Integrating Genomics into Multimodal EHR Foundation Models
Jonathan Amar, Edward Liu, Alessandra Breschi, Liangliang Zhang, Pouya Kheradpour, Sylvia Li, Lisa Soleymani Lehmann, Alessandro Giulianelli, Matt Edwards, Yugang Jia, David Nola, Raghav Mani, Pankaj Vats, Jesse Tetreault, T. J. Chen, Cory Y. McLean
TL;DR
The paper presents a multimodal EHR foundation model that integrates 3481 polygenic risk scores (PRS) with traditional EHR data, trained end-to-end on the All of Us cohort to learn rich, cross-modal health trajectories. By employing cross-attention or adapter-based embeddings, the model jointly reasons over static genomic features and dynamic clinical events, yielding improved discrimination for diseases such as Type 2 Diabetes ($AUROC$ improved by $+0.025$; $AUPRC$ by $+0.041$) and enabling novel risk-scoring via path-computing probabilities.
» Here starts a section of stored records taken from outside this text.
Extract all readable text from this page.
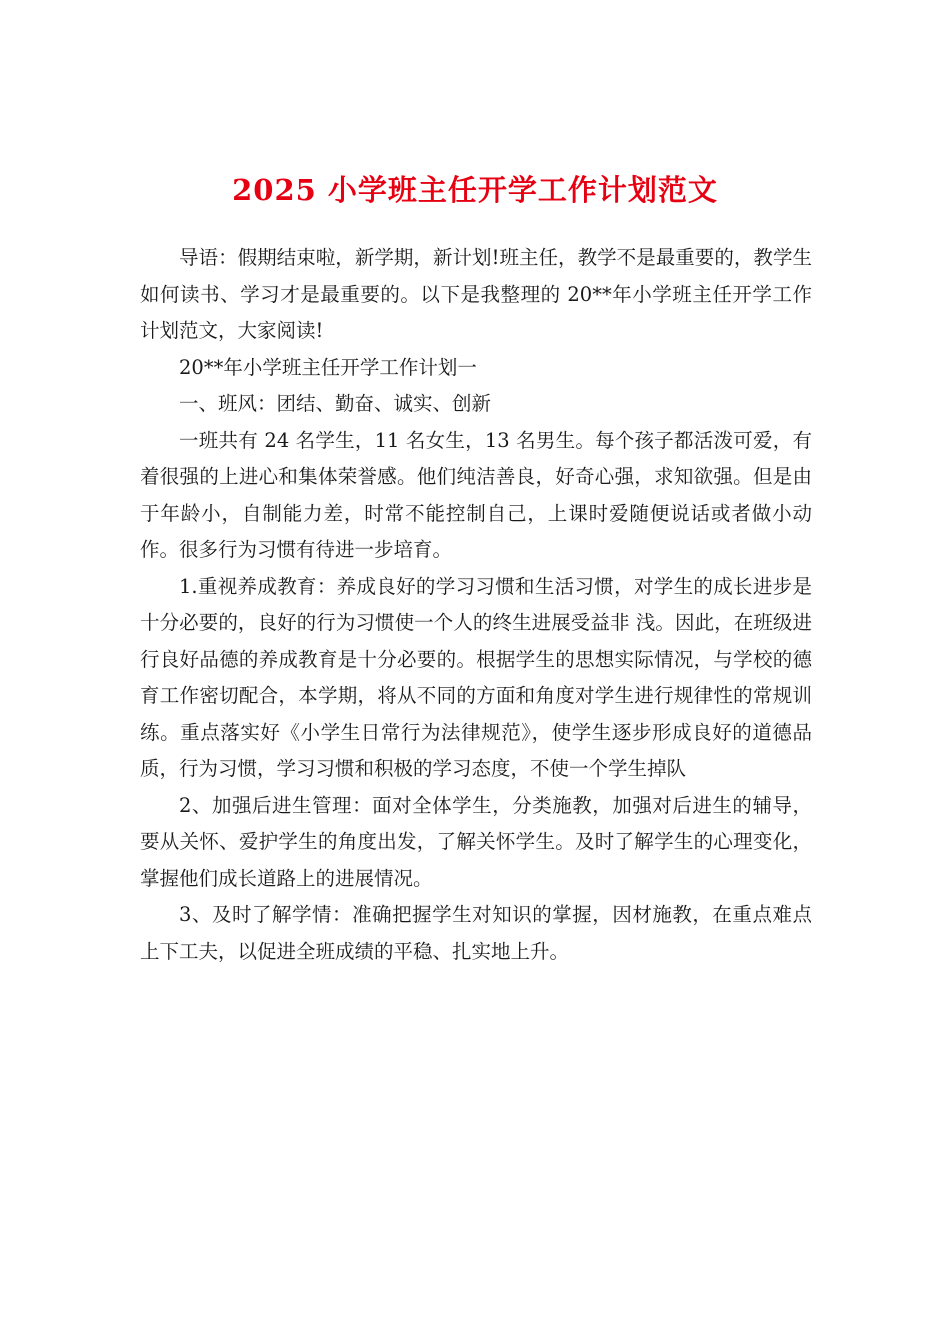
2025 小学班主任开学工作计划范文

导语：假期结束啦，新学期，新计划!班主任，教学不是最重要的，教学生如何读书、学习才是最重要的。以下是我整理的 20**年小学班主任开学工作计划范文，大家阅读!

20**年小学班主任开学工作计划一

一、班风：团结、勤奋、诚实、创新

一班共有 24 名学生，11 名女生，13 名男生。每个孩子都活泼可爱，有着很强的上进心和集体荣誉感。他们纯洁善良，好奇心强，求知欲强。但是由于年龄小，自制能力差，时常不能控制自己，上课时爱随便说话或者做小动作。很多行为习惯有待进一步培育。

1.重视养成教育：养成良好的学习习惯和生活习惯，对学生的成长进步是十分必要的，良好的行为习惯使一个人的终生进展受益非 浅。因此，在班级进行良好品德的养成教育是十分必要的。根据学生的思想实际情况，与学校的德育工作密切配合，本学期，将从不同的方面和角度对学生进行规律性的常规训练。重点落实好《小学生日常行为法律规范》，使学生逐步形成良好的道德品质，行为习惯，学习习惯和积极的学习态度，不使一个学生掉队

2、加强后进生管理：面对全体学生，分类施教，加强对后进生的辅导，要从关怀、爱护学生的角度出发，了解关怀学生。及时了解学生的心理变化，掌握他们成长道路上的进展情况。

3、及时了解学情：准确把握学生对知识的掌握，因材施教，在重点难点上下工夫，以促进全班成绩的平稳、扎实地上升。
Across analyses, PRS integration shows modest yet significant gains in disease prediction and demonstrates alignment with known PRS signals, with transfer-learning experiments indicating efficient adaptation to downstream tasks like stroke and COPD. The approach advances personalized, equitable real-world evidence by enabling richer health representations, dynamic risk assessment, and potential digital-twin-like simulations, while acknowledging biases, PRS limitations, and calibration needs for clinical deployment.
Abstract
This paper introduces an innovative Electronic Health Record (EHR) foundation model that integrates Polygenic Risk Scores (PRS) as a foundational data modality, moving beyond traditional EHR-only approaches to build more holistic health profiles. Leveraging the extensive and diverse data from the All of Us (AoU) Research Program, this multimodal framework aims to learn complex relationships between clinical data and genetic predispositions. The methodology extends advancements in generative AI to the EHR foundation model space, enhancing predictive capabilities and interpretability. Evaluation on AoU data demonstrates the model's predictive value for the onset of various conditions, particularly Type 2 Diabetes (T2D), and illustrates the interplay between PRS and EHR data. The work also explores transfer learning for custom classification tasks, showcasing the architecture's versatility and efficiency. This approach is pivotal for unlocking new insights into disease prediction, proactive health management, risk stratification, and personalized treatment strategies, laying the groundwork for more personalized, equitable, and actionable real-world evidence generation in healthcare.